Dos três moinhos de água que Maria Rosinda Martins conheceu no Pilado, na Marinha Grande, o seu é o único que se mantém no activo, tal como chegou à sua família, há mais de meio século. E hoje, tal como antes, é o mesmo espírito comunitário que o move.
Quem precisa ainda lhe bate à porta com sacos de milho, que Maria Rosinha, e o marido, Manuel Martins, com muito amor e pouca pressa, ajudam a transformar [LER_MAIS]em farinha. E será sempre assim, enquanto o casal de sexagenários tiver força para dar continuidade àquela que foi a grande paixão do pai de Maria Rosinda.
A moleira explica que o moinho ocupava grande parte da vida da sua família. O pai trabalhava numa fábrica de vidro e ali passava o tempo que lhe sobrava, a fazer farinha e a dar manutenção a cada peça do engenho. E a sua mãe, que era doméstica, tirava um dia por semana para andar pela localidade, de burra e carroça, a recolher milho da vizinhança.
“Quase toda a gente tinha o seu quintal e produzia milho. Assim como quase todos tinham os seus animais”, recorda Maria Rosinda. Pediam então à sua mãe que transformasse o cereal em farinha, ora mais fina, ora mais grossa, que tanto servia para cozer broa como para engordar os porcos. Em troca, a moleira ficava com uma pequena porção de farinha.
Hoje em dia, há padarias em toda a parte e fabricam-se rações de toda a qualidade. Mas no Pilado ainda há quem tenha milho e prefira transformá-lo no moinho de Maria Rosinda, seja para dar aos animais, seja para fazer papas e merendeiras em dias de festa. “Eu só gasto desta, é a melhor”, defende a moleira.
O engenho continua a funcionar todos os fins-de-semana e o casal mantém o mesmo sistema antigo de troca directa, guardando para si uma parte da farinha que mói para terceiros.
Além disso, a vontade de partilhar com a comunidade este ofício tradicional também se vê pelo número de crianças que, através das suas escolas, costumam visitar o moinho. Algumas delas até deixaram fotografias e um quadro que hoje adorna as paredes do interior desta estrutura, congratula-se Maria Rosinda.
Assim a pandemia permita retomar as visitas, que o casal de moleiros estará sempre disponível para abrir as suas portas às crianças e, com elas, manter viva uma arte da qual têm “muito orgulho”.
Processo moroso: longas horas do grão à farinha
Ser moleiro exige tempo, paixão e até algum investimento, explicam Maria Rosinda e o marido.
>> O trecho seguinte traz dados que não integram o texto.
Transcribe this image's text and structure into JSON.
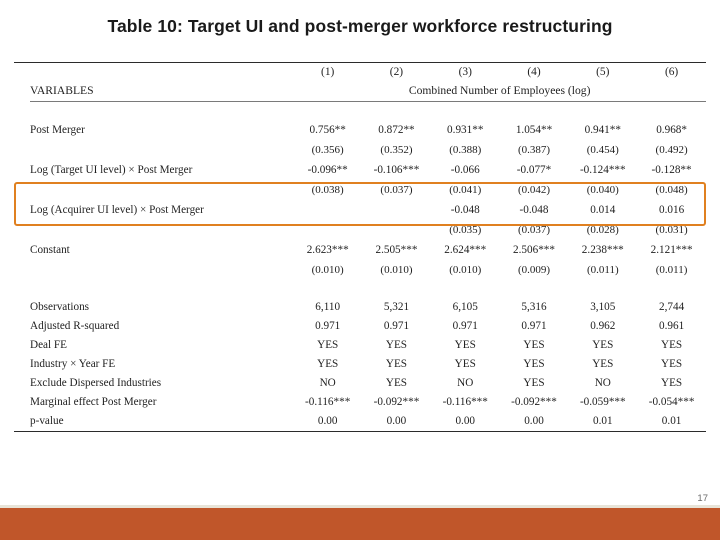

Basta verificar que, até obter 10 quilos de farinha, é preciso esperar, pacientemente, não menos de três horas.
Além disso, o moinho não trabalha bem nem quando a água é muita nem quando ela escasseia. Quando “embola” são precisas horas para o colocar de novo em acção. E quando a pedra da mó está demasiado polida, é preciso picá-la toda até lhe devolver aderência.
A moega, onde se deposita o milho, e até o sistema de roda dentada de madeira, que trabalha no subsolo, não são eternos. De vez em quando estragam-se e dão chatices, frisa Manuel. Sorte a de Maria Rosinha que tem um primo carpinteiro, e um marido que, desde que namoram, aprendeu a dominar o ofício.
Hoje, com boa parte do engenho renovado, tecto e soalho novos, pinturas feitas, há condições para manter o moinho vivo por mais tempo. Entretanto, os netos do casal já são visita regular e gostam de ver como tudo funciona, congratula-se Maria Rosinda.